The Asian Institute of Management (AIM) has set the stage for the shifting of climate financing norm from post-disaster funding to pre-crisis response.
At its Asian Conference on Climate Change and Disaster Resilience (ACCCDR) 2026 last 30 April, policymakers, finance ministers, private sector innovators and local government executives were gathered to spearhead the setting of anticipatory financing as a primary disaster response model.
Guest speaker Senator Loren Legarda started the ball rolling, revealing her plan to amend the budget law to allow the Department of Budget and Management (DBM) to disperse disaster funds based on a forecast instead of from a declaration of a state of calamity.
“We must simplify the trigger mechanisms for local aid. If PAGASA predicts a storm surge of a certain height or magnitude, the cash transfer should be automatic,” said Legarda, referring to the state weather agency.
AIM president Jikyeong Kang said that billions in climate finance technically exist but, ironically, “when a disaster breaks, the local responders — the people standing in the mud — still lack the resources to act.”
Kang said AIM chose to strengthen anticipatory financing as it is aligned with its values that saving lives are worth the investment.
AIM professor and director of the institute’s executive master in Disaster Risk and Crisis Management program, Dr. Chad Briggs, said anticipatory finance treats the forecast or scenario itself as the actionable event and moves capital before the typhoon makes landfall, before the drought breaks the harvest.
Funding access
Department of Finance director John Adrian M. Narag shared in the event’s panel discussion on scaling anticipatory climate financing that a number of funds are readily available for the local government units. Among these are the annual local government support fund from the DBM and the People’s Survival Fund (PSF), a law authored by Legarda intended for adaptation projects for vulnerable communities.

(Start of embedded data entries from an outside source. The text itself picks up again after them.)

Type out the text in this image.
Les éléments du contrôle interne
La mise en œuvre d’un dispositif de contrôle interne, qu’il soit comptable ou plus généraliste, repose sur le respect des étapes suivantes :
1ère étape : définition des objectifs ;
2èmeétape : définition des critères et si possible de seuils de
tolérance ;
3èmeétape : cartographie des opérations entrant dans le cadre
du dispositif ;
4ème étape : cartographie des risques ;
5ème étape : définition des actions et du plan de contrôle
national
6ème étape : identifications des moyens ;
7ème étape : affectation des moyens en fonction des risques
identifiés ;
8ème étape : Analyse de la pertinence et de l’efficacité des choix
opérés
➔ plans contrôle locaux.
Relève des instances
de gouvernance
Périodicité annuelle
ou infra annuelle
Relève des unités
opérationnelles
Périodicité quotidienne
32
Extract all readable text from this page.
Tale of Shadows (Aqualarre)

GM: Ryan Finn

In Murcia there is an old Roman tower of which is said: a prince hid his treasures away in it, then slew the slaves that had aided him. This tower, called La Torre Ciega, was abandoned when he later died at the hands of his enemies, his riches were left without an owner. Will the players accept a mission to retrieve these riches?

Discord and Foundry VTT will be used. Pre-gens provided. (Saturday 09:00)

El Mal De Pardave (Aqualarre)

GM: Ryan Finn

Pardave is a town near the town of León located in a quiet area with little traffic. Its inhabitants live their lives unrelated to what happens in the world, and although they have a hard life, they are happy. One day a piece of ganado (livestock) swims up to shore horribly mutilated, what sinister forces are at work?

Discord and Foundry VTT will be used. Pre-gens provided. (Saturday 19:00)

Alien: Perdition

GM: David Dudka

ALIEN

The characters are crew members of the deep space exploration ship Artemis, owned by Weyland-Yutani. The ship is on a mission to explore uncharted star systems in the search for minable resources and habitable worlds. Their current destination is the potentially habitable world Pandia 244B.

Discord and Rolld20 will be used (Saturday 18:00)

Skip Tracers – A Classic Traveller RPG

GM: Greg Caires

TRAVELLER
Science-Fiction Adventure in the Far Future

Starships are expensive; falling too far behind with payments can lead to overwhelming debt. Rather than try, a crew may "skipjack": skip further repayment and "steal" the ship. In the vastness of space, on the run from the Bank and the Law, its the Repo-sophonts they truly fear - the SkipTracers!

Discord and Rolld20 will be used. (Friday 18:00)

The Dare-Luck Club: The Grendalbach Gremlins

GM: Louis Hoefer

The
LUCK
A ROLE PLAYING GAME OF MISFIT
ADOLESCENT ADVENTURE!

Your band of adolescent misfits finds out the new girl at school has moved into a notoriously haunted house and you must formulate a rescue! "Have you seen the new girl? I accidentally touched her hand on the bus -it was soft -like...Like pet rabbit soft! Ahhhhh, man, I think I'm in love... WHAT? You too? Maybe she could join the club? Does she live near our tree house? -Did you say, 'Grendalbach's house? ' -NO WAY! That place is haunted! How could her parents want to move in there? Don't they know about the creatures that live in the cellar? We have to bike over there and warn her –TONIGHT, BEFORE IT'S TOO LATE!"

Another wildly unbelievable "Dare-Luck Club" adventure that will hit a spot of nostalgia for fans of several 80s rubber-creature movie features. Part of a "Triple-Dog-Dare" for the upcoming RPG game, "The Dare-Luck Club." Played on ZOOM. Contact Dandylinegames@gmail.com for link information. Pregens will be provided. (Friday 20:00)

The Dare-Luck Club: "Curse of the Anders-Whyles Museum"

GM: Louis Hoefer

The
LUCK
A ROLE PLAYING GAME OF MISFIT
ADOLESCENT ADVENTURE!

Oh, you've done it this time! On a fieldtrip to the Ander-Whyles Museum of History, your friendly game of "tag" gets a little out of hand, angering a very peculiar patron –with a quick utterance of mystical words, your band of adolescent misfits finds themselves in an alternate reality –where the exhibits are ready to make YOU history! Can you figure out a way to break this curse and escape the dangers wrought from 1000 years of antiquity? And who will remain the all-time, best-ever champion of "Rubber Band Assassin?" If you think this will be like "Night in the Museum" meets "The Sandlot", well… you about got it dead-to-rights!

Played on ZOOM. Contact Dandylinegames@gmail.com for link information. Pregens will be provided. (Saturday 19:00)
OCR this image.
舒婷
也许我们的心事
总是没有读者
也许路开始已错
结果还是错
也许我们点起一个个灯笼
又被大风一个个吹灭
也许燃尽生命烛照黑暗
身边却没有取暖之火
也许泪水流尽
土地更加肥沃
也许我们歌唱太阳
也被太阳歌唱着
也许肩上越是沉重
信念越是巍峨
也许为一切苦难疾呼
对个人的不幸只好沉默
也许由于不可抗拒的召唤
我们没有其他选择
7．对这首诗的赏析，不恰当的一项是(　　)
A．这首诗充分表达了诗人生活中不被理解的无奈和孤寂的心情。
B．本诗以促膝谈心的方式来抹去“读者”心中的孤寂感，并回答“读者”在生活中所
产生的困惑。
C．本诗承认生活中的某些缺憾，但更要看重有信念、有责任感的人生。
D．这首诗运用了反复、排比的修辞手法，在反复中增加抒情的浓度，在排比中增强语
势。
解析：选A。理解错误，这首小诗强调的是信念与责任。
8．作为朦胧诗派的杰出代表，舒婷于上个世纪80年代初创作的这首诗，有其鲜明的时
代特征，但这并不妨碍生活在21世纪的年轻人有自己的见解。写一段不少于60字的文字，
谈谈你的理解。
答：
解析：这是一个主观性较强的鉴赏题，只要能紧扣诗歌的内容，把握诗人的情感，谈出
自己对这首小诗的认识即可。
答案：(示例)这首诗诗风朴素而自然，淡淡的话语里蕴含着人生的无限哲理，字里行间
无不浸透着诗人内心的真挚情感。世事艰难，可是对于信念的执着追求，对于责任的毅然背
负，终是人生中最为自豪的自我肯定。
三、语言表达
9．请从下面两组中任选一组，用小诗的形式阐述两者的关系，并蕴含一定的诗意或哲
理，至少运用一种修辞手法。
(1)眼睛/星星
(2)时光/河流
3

Narag also said there are international funds committed by developed nations such as the Adaptation Fund and Loss and Damage Fund.
Radu Tatucu, senior financial sector specialist and financial sector lead at the World Bank, said the WB is working with the Department of Agriculture, Philippine Crop Insurance Corp., private insurance companies and Land Bank of the Philippines in setting up a co-insurance pool to scale up insurance coverage to non-subsistence farmers.
Tatucu said the intention of the project is to increase the number of local farmers being covered by insurance in one crop season from 5,000 to half a million.
Former Hagonoy mayor and president of the Alyansa ng mga Baybaying Bayan ng Bulacan at Pampanga, Angel Cruz Jr., shared during the panel discussion on anticipatory financing that the local governments of Calumpit and Hagonoy are undertaking a flood defense system for 1,500 hectares of waterlogged rice land, with the Witteveen + BOS, an international engineering and consultancy firm headquartered in the Netherlands, funding the preparatory study.
Cruz asked if there is funding for the feasibility study of the Calumpit-Hagonoy Basin Project and Narag said they can get a project development grant from PSF or from the Green Climate Fund’s (GCF) Readiness and Preparatory Support Program.
GCF is a funding mechanism designed to help developing countries enhance their institutional capacities, governance mechanisms, and planning frameworks to effectively access and utilize climate finance.
International funding can also be accessed from the World Bank, Asian Development Bank, Agence Française de Développement, Deutsche Gesellschaft für Internationale Zusammenarbeit, and United Nations Development Program.
Dr. Vinod Thomas, AIM distinguished fellow in development management, added that Cruz can tap funds from the Multilateral Cooperation Center for Development Finance based in Beijing, China.